Второй был ниже своего товарища, с рыхлым сероватым лицом. Он был курнос, и его толстые губы постоянно, словно нехотя, улыбались. Одет он был так же, как и казаки: в штаны и рубаху Цвета осенней травы, на макушке головы торчала тесная фуражка с полинялой красной ленточкой у козырька.
Казак с белыми тряпочками на плечах отмерил три шага и, топнув ногой, сказал что-то по-русски. Маленький пеший человек подошел и ковырнул лопатой землю там, где топнул казак. Казак отодвинулся и еще топнул, пеший человек опять ковырнул лопатой. Второй пеший, отвернувшись от товарища, держал лопату под мышкой и, почти не моргая, глядел в степь, и непонятно было Темербею, скука или что иное было на его лице.
Остальные казаки лежали и курили, горячо о чем-то рассуждая. По обрывкам киргизской речи, вставляемой время от времени в разговор, Темербей понял, что они говорят о покосе и о том, что старики неправильно роздали делянки покосов. Один казак, заметив пристальный взгляд в степь человека без шапки, поднял кулак и погрозил ему.
Человек без шапки отвернулся и стал глядеть на своего товарища. Маленький человек уже отмерил четырехугольник, и всковыренная черная земля походила на крышку широкого и длинного ящика, брошенного среди зеленой кошмы трав лощинки.
Потом двое пеших взяли лопаты и стали рыть землю. Казаки лежали там же и спорили о покосах.

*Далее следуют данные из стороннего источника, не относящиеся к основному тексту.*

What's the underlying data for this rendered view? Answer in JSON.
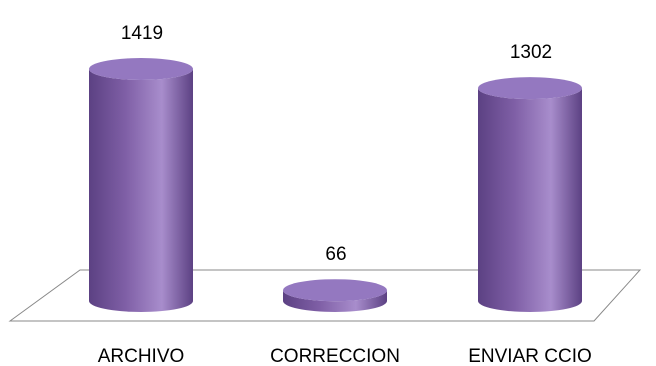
{
  "chart_data": {
    "type": "bar",
    "style": "3d-cylinder",
    "categories": [
      "ARCHIVO",
      "CORRECCION",
      "ENVIAR CCIO"
    ],
    "values": [
      1419,
      66,
      1302
    ],
    "data_labels": [
      "1419",
      "66",
      "1302"
    ],
    "ylim": [
      0,
      1419
    ],
    "grid": false,
    "legend": "none",
    "colors": {
      "bar_body": "#7f5fa6",
      "bar_light": "#a88dcc",
      "bar_dark": "#5c4183",
      "bar_top": "#9478c0",
      "floor_stroke": "#888888"
    }
  }
}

Казак с белыми тряпочками на плечах сидел в трех шагах от работавших; в руках у него была винтовка, а шапку он положил на колени. Его кирпичное с редкими усами лицо выражало скрытое удовольствие, словно он в первый раз присутствовал в гостях у какого-то большого чиновника, а с другой стороны — ему, должно быть, очень хотелось домой; надоела эта степь, горячее солнце, и хотелось тени. Он несколько раз взглядывал на кусты карагача, где лежал Темербей, но они были далеко, — шагов двадцать, двадцать пять, и ему не хотелось или нельзя было идти. И он сидел по-киргизски, поджав ноги и положив грубые и грязные пальцы рук на ложе ружья.
Двое же продолжали, низко пригибаясь к земле, рыть. Влажная черная земля с блестящими нитями корней травы отлетала и жирно шлепалась. Уже появился бугорок, а Темербей все никак не мог понять, для чего роется эта яма.
Низенький человек уронил лопату, и высокий, быстро наклонившись, подал ее ему. На курносом лице низенького промелькнуло неудовольствие, что уронил лопату, и радость от услуги.
Высокий далеко отбрасывал землю и, видимо, работал неохотно, так что казак указал ему лениво рукой, — поближе, мол, клади! И Темербей сразу узнал хорошего хозяина — действительно, зачем отбрасывать далеко, если землю понадобится засыпать, только лишняя работа. Высокий же не послушался и продолжал, словно со злостью, далеко откидывать землю. Темербею такое непослушание не понравилось. Казак ничего больше не сказал, и Темербей подумал: «Наверное, работа казенная, раз так к ней относятся».
Низенький же работал лучше. Он не спеша брал полные лопаты земли и складывал их аккуратно, иногда сверху пришлепывая, и, когда стукала лопата о землю, он улыбался толстыми губами. Скоро он вспотел и, расстегнув ворот рубахи, закатал рукава. Высокий человек скинул короткую тужурку и отбросил ее в сторону. Молодой круглолицый казак, разбудивший Темербея пением, вскочил и быстро схватил тужурку. Торопливость эта показалась непонятной и жуткой Темербею, а казак понес и показывал тужурку с таким видом, словно она стала его собственностью.